Mas não é só a estreia da novela e a curiosidade em saber como será recebida a nova personagem que povoam os pensamentos de Ana. Considerada uma das porta-vozes sobre a representatividade asiática, a atriz joga luz em questões como o racismo contra pessoas amarelas e visibilidade na mídia. Tal discussão ganha maior amplitude principalmente por estarmos no mês em que se comemora a Imigração Japonesa no Brasil.

Acho que o Brasil ainda precisa aprender que pessoas amarelas são racializadas, não são brancas e passam por processos de discriminação racial no nosso país. Abrir espaço na mídia para essa identidade é mostrar nossas questões, nos humanizar, nos tirar da invisibilidade dentro da sociedade e fazer com que a sociedade nos inclua e trate com dignidade", afirma a artista.

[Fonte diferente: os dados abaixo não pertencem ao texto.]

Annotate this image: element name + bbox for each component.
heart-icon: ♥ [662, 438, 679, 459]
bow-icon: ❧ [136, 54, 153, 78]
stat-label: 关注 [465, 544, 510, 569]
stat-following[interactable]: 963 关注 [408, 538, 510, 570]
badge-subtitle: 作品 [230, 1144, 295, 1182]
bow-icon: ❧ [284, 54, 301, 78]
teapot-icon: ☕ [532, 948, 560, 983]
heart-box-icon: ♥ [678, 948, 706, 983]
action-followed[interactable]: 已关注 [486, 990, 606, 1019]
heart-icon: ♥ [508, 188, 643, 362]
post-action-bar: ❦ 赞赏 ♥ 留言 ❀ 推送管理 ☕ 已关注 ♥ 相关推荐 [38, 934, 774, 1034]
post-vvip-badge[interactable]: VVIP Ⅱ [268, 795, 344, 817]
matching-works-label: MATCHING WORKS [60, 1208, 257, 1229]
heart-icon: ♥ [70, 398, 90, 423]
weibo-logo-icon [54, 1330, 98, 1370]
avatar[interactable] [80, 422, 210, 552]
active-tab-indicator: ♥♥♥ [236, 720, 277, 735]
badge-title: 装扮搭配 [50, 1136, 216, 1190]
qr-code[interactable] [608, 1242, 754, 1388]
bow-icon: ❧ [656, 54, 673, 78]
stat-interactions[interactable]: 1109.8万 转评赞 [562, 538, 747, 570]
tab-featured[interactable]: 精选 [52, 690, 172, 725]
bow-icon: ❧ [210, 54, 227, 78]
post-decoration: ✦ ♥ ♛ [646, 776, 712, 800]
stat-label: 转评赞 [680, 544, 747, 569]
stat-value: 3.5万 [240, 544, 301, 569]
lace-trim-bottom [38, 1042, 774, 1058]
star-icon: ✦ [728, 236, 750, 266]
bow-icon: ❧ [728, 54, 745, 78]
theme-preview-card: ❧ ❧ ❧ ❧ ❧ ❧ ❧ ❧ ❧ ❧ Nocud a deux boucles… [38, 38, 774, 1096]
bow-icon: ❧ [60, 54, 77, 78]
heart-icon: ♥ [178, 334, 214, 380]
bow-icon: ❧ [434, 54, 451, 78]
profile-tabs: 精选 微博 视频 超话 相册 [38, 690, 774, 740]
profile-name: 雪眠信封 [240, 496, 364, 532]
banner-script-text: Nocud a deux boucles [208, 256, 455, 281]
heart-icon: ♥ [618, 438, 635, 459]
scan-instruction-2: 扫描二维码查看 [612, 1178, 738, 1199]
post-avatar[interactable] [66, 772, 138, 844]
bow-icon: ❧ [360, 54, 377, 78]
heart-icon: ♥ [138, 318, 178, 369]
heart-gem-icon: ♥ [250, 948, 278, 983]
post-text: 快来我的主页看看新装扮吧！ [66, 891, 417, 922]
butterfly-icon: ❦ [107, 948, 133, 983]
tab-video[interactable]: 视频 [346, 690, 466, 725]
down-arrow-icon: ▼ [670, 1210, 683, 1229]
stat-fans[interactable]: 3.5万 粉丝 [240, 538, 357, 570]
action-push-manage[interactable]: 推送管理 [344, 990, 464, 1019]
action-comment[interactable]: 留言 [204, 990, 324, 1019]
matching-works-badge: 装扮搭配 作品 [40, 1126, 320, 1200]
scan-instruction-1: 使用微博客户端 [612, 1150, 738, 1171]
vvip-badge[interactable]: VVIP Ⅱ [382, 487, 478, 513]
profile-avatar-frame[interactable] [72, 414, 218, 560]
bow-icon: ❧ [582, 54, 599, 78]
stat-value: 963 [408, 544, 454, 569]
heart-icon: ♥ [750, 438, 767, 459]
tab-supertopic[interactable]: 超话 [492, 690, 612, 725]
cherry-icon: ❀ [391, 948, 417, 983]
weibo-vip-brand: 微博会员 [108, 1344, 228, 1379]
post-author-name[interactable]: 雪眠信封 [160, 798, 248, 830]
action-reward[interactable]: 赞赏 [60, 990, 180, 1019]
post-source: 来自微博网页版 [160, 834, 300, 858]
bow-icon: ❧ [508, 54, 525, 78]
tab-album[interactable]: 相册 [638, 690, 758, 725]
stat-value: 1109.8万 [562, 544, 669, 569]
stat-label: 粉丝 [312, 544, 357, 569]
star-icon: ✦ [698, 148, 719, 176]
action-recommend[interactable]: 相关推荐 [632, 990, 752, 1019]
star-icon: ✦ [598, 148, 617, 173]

Inclusive, Ana ficou bem indignada ao ver uma espécie de "homenagem" feita pelo "Mais Você" à comunidade asiática, em julho, e não ficou calada. Na ocasião, um homem apareceu no programa vestido de samurai, trocando a letra 'R' por 'L', além de ter o rosto pintado, o que é considerado yellowface, por colocar alguém que não pertence àquela etnia como representante.

Ainda nos veem como um token, um "chaveirinho" de diversidade, algo que é 'diferente' e 'exótico'. Isso faz parte da desumanização resultante da discriminação racial. A partir do momento que a representatividade acontecer dentro das produções, nas salas de roteiro, nas equipes de direção e criação das produções audiovisuais, aí sim vamos parar de assistir 'homenagens' equivocadas e ofensivas como aconteceu nesse evento", dispara a atriz.

Ana sabe que essa mudança tão necessária não será feita da noite para o dia. Porém, mostra um caminho para que equívocos não sejam mais cometidos.

Enquanto não há diversidade na equipe de criação, as pessoas brancas têm que se esforçar para ouvir, estudar e conseguir olhar com o mínimo de dignidade para grupos racializados e, assim, não criar produtos racistas. Mas o principal é que a representatividade na tela aconteça na frente e por trás das câmeras."

Ancestralidade poderosa

Coincidentemente, o mês em que se comemora a Imigração Japonesa no Brasil também é o que se celebra o Dia da Consciência Negra. Filha de pai negro e mãe amarela ('Sou neta de japoneses por parte de mãe, conta), Ana não tem dúvidas sobre sua identidade e garante que sua luta antirracista é para todos.

Eu me identifico como uma brasileira amarela, com ancestralidade japonesa, negra e indígena. Pessoas amarelas, ainda hoje, servem como ferramenta de opressão contra pessoas negras. Se identificar como amarela é reconhecer certos privilégios e se dispor a abrir mão deles em prol da luta antirracista. Acredito que minha maior responsabilidade nessa tentativa de levar o debate racial adiante, é mostrar para grupos negros e indígenas que nós, amarelos, estamos ao lado deles. Queremos e precisamos ser aliados na luta. Só seremos livres se todos forem livres", garante.

Eita, que essa moça não deixa passar nada. Tanto que, além da questão racial, a artista usa suas redes sociais como aliadas para tratar outras questões, como feminismo e sexualidade. Por estar em evidência, natural que surja interesse do público por sua vida pessoal. Principalmente, após ter revelado ser bissexual. Tranquila, Ana afirma saber lidar com a curiosidade alheia e não faz disso um bicho de sete cabeças.

Eu costumo selecionar muito bem o que eu divulgo da minha vida. Tenho plena consciência que o que as pessoas acompanham não é 100% do que eu sou. Eu construo diariamente e com muito cuidado o que eu vou falar e mostrar na internet. As pessoas ficam curiosas, mas não me importo, porque eu seleciono o que quero e não quero compartilhar. Fico mais tranquila tendo minha privacidade."